その最悪を想定して──靄の中のヴィヴィアンの顔が今、激しく苦しんでいるのを見て。ギデオンの魔剣は、いよいよ凄味を増しはじめた。それにアーロンも、13年前は持っていなかった、悪魔の異能で加勢する。ここでヘレナの力にも、限界が見え始める。……元より、ヴィヴィアンの魔素の大部分を占める聖属性のマナだけは、悪魔の中に取り込めない。ヴィヴィアンの魔力量は膨大だが、ヘレナが搾り取れる量には、最初から限界があったのだ。さらに、自業自得なことに。ヴィヴィアンの身体の魔法機能を壊したことで、聖属性のマナがとめどなく溢れだして辺りに充満し、ヘレナ自身がそれに激しく苦悶していた。──やがて。最愛の、13年もそばにつかせたはずのアーロンに、幾度も幾度も反逆されて、彼女なりの一途な愛を邪悪だと否定されて。ヘレナはきっと、錯乱したのだろう。「そんなに──そんなにあたしが嫌いなら──もういっそ、一緒に──!」と、アーロンにとどめを刺しかけたそのとき。同じ惨劇を二度と許さぬギデオンが、猛然と割って入り──振り返ったヘレナが、反射的にその胸を魔法の刃で貫いた──その瞬間。ヘレナ自身の、断末魔じみた絶叫とともに……凄まじい魔素の爆発が起こった。)

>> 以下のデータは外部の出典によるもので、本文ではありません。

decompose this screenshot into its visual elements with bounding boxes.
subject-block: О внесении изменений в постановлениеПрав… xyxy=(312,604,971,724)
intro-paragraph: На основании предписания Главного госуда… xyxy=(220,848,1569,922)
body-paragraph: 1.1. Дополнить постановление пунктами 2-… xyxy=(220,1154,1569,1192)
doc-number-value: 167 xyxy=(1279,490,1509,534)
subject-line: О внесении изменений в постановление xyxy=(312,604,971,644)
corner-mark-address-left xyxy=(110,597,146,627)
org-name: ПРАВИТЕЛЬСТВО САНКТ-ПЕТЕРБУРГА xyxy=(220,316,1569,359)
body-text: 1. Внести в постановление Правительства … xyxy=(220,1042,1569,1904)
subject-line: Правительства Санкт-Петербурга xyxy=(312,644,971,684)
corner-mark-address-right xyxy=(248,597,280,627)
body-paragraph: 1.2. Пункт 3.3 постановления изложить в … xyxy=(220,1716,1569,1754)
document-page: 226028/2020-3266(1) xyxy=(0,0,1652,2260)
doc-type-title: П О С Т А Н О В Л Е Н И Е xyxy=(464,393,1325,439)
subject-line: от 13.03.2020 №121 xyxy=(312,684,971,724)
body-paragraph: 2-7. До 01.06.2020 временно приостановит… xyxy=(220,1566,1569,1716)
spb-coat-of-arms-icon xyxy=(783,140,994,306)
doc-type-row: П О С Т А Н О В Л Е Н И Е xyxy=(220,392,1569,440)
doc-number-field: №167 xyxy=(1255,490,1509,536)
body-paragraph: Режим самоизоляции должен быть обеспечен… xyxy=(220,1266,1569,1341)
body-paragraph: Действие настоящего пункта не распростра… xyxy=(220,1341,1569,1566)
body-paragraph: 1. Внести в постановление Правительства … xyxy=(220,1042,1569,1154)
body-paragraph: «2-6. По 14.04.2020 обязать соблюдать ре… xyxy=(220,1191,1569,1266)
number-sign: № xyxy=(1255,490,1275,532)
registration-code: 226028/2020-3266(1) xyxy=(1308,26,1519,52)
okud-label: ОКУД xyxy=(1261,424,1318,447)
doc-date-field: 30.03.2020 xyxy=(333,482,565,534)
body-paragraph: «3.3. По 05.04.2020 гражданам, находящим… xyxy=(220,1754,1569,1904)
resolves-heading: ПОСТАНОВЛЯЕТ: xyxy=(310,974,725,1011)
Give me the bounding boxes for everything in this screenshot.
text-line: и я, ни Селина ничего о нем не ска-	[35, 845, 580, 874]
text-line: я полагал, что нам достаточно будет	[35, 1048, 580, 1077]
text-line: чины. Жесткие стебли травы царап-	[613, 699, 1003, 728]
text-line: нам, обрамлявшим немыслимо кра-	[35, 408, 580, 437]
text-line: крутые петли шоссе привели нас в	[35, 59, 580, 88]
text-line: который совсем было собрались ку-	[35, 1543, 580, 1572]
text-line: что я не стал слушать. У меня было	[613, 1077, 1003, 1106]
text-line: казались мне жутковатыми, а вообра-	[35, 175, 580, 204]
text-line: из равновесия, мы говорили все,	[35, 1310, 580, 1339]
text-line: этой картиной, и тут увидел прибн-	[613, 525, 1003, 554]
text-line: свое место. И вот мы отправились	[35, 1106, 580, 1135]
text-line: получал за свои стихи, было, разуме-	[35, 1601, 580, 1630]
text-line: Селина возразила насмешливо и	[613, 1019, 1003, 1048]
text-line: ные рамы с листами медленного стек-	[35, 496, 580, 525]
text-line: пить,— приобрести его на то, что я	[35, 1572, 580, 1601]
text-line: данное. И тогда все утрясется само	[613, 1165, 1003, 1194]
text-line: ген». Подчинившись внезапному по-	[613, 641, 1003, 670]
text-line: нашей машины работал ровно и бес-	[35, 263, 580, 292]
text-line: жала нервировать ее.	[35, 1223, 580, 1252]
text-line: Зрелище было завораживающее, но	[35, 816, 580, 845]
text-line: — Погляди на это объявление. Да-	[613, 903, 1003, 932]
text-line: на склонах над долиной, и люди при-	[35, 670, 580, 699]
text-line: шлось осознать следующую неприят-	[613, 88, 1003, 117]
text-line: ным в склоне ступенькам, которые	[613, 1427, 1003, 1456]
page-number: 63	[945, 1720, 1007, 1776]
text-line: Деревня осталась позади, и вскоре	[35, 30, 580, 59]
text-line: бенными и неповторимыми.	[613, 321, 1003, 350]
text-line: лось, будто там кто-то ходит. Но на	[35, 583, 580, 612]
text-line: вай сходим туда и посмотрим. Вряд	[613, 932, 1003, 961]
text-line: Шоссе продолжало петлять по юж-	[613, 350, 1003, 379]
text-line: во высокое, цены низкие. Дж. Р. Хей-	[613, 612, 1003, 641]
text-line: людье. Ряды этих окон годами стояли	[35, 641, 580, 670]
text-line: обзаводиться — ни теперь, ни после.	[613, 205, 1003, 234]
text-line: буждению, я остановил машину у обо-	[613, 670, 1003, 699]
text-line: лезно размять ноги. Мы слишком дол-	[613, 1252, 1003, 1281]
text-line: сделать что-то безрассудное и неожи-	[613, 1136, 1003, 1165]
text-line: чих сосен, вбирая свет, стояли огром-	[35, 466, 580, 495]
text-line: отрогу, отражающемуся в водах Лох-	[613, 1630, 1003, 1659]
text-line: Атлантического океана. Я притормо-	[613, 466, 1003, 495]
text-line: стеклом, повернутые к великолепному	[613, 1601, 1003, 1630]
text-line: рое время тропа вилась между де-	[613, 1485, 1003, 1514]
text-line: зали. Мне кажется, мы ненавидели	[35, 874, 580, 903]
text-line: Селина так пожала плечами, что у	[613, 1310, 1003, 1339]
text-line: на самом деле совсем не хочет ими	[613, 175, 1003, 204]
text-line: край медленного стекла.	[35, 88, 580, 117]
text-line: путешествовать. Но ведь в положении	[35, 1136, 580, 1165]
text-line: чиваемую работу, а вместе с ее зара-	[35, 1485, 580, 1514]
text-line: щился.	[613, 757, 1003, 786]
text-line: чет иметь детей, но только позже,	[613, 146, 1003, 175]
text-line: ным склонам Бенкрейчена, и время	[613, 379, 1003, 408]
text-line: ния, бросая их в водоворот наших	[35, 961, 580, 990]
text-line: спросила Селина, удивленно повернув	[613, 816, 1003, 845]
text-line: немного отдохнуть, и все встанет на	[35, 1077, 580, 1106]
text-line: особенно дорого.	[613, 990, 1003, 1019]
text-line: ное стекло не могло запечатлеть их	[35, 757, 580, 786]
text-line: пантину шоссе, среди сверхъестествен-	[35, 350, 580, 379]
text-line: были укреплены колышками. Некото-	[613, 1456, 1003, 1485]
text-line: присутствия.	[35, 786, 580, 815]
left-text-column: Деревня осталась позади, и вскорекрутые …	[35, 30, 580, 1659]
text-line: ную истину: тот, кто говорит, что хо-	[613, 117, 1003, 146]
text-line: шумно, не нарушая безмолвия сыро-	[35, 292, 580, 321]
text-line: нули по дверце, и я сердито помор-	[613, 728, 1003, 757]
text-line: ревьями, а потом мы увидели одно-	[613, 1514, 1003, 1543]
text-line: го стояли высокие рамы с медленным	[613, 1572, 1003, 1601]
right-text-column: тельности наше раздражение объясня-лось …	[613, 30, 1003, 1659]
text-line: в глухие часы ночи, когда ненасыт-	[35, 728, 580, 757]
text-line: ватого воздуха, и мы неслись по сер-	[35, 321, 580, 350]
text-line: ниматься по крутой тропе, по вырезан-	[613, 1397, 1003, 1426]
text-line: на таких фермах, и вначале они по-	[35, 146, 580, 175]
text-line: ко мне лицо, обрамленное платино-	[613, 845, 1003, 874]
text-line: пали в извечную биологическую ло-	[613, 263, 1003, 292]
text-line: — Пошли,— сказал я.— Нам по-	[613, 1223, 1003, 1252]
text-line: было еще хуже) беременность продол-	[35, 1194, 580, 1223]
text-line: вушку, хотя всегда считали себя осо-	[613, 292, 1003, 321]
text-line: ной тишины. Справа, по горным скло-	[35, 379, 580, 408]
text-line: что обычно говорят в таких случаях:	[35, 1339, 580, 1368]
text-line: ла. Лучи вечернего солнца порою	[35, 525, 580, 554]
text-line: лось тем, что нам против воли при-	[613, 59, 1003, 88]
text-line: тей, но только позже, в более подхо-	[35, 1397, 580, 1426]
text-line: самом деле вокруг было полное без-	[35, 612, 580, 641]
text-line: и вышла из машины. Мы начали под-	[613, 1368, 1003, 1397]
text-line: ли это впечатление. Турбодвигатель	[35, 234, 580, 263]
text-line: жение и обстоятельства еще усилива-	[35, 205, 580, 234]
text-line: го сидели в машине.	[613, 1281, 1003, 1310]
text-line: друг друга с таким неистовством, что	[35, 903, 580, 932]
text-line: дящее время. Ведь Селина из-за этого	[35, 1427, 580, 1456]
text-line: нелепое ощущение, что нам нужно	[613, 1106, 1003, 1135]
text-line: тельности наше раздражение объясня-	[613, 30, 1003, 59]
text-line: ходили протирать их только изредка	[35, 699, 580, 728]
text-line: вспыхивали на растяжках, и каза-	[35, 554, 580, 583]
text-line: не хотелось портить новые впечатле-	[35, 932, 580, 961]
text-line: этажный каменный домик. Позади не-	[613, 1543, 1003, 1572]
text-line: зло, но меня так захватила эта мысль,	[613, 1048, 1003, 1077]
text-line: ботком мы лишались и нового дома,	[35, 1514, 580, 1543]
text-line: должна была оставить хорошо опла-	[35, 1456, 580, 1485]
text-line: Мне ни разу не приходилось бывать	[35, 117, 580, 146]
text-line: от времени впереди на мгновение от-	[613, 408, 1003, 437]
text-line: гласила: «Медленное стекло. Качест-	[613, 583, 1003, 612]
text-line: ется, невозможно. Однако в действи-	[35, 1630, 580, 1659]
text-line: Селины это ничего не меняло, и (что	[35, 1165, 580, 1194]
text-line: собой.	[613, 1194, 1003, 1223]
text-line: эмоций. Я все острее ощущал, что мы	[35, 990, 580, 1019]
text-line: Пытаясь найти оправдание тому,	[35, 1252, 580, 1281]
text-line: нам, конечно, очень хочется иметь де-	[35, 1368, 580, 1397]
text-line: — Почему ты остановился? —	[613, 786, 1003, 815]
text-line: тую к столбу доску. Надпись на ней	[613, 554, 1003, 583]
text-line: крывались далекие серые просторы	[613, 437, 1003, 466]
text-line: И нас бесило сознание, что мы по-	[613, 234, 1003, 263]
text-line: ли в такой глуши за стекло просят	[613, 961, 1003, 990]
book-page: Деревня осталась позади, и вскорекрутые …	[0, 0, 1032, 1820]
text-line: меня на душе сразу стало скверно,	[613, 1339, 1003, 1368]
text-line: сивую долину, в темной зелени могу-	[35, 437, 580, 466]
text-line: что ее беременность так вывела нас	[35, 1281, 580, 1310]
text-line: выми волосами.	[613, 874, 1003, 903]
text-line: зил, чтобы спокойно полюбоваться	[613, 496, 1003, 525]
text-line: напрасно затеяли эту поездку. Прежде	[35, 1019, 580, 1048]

(──ガラン、と魔剣の落ちる音がして、ようやく。ギデオンは、自分が頽れているのを知った。横向きのまま、視線をぼんやりと投げ出せば、そこにはヘレナが倒れていて……その奥の靄から、アーロンがヴィヴィアンを引きずり出したのが見える。視界が霞んで良く見えないが、数時間前にギデオンにしたように、ヴィヴィアンを介抱してくれているらしい。ヴィヴィアンが身動きし、意識を取り戻したらしいのを見て、思わず安堵した途端。胸からせり上がった血が、がふっと口から零れ出た。──心臓は無事だが、肺をやられたらしい。呼吸がうまくできない──胸がだんだん苦しくなっていく──視界が暗い、耳も何だか遠い。だが、今度こそ……今度こそ。巻き込まれた無辜の人の危機に、ぎりぎりで間に合っただろうか。肩を並べて戦った友を、見捨てずに済んだだろうか。この身を全力で賭けたことで……13年前のような悲劇を、食い止めることができただろうか。)